Gregor Hiddleston (born 26 March 2002) is a Scotland international rugby union player who plays for Glasgow Warriors at the Hooker position.

==Rugby Union career==

===Amateur career===

He played with Dumfries Saints, before joining Glasgow Hutchesons Aloysians.

===Professional career===

Hiddleston joined Glasgow Warriors in 2022, on a partnership deal with Stirling Wolves. This allowed him to play for Stirling Wolves when not in use for Glasgow.

He played for Stirling Wolves from 2022.

He played for Glasgow Warriors 'A' side in 2023 against Boroughmuir Bears and against Edinburgh 'A' side. He made his competitive debut for the Warriors in their European Champions Cup match against Exeter Chiefs on 13 January 2024.

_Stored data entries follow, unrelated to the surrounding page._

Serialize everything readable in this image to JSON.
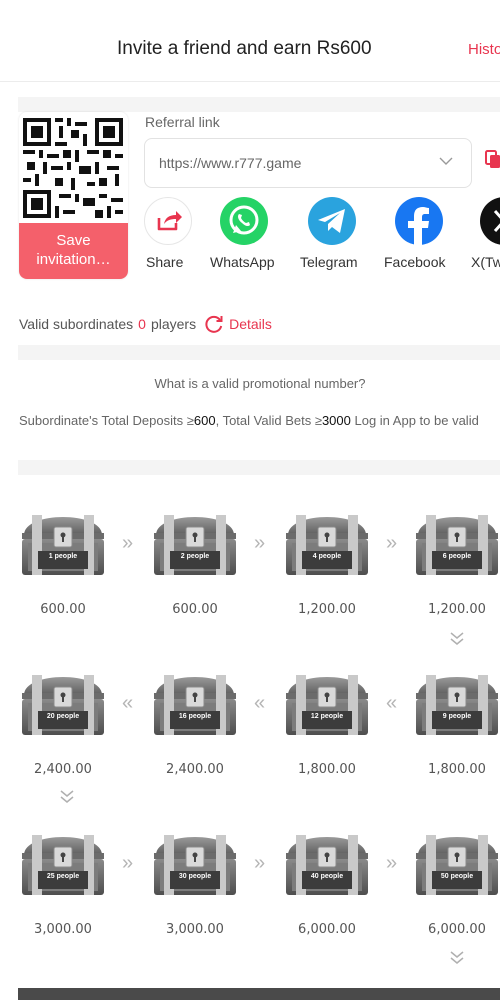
{
  "header": {
    "title": "Invite a friend and earn Rs600",
    "history_label": "Histo"
  },
  "invite": {
    "save_label_line1": "Save",
    "save_label_line2": "invitation…",
    "referral_label": "Referral link",
    "referral_url": "https://www.r777.game",
    "share": [
      {
        "label": "Share",
        "icon": "share-arrow-icon"
      },
      {
        "label": "WhatsApp",
        "icon": "whatsapp-icon"
      },
      {
        "label": "Telegram",
        "icon": "telegram-icon"
      },
      {
        "label": "Facebook",
        "icon": "facebook-icon"
      },
      {
        "label": "X(Tw",
        "icon": "x-twitter-icon"
      }
    ]
  },
  "subordinates": {
    "label": "Valid subordinates",
    "count": "0",
    "unit": "players",
    "details_label": "Details"
  },
  "promo": {
    "question": "What is a valid promotional number?",
    "rule_part1": "Subordinate's Total Deposits ≥",
    "rule_val1": "600",
    "rule_part2": ",  Total Valid Bets ≥",
    "rule_val2": "3000",
    "rule_part3": " Log in App to be valid"
  },
  "rewards": [
    {
      "people": "1 people",
      "amount": "600.00"
    },
    {
      "people": "2 people",
      "amount": "600.00"
    },
    {
      "people": "4 people",
      "amount": "1,200.00"
    },
    {
      "people": "6 people",
      "amount": "1,200.00"
    },
    {
      "people": "20 people",
      "amount": "2,400.00"
    },
    {
      "people": "16 people",
      "amount": "2,400.00"
    },
    {
      "people": "12 people",
      "amount": "1,800.00"
    },
    {
      "people": "9 people",
      "amount": "1,800.00"
    },
    {
      "people": "25 people",
      "amount": "3,000.00"
    },
    {
      "people": "30 people",
      "amount": "3,000.00"
    },
    {
      "people": "40 people",
      "amount": "6,000.00"
    },
    {
      "people": "50 people",
      "amount": "6,000.00"
    }
  ],
  "colors": {
    "accent": "#e8354f",
    "save_button": "#f4606b",
    "whatsapp": "#25d366",
    "telegram": "#2aa3de",
    "facebook": "#1877f2"
  }
}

On 12 February 2024, Glasgow replaced his partnership contract with a full time contract with the club.

===International career===

Hiddleston got his debut for the Scotland U20s in February 2022.

He was capped in the Scotland 'A' international match against Chile on 23 November 2024. He scored a try for the 'A' side in their match against Italy XV on 6 February 2026.

He made his senior debut in the 47-38 win away to Argentina in the 2026 Nations Championship. He scored a try in the match.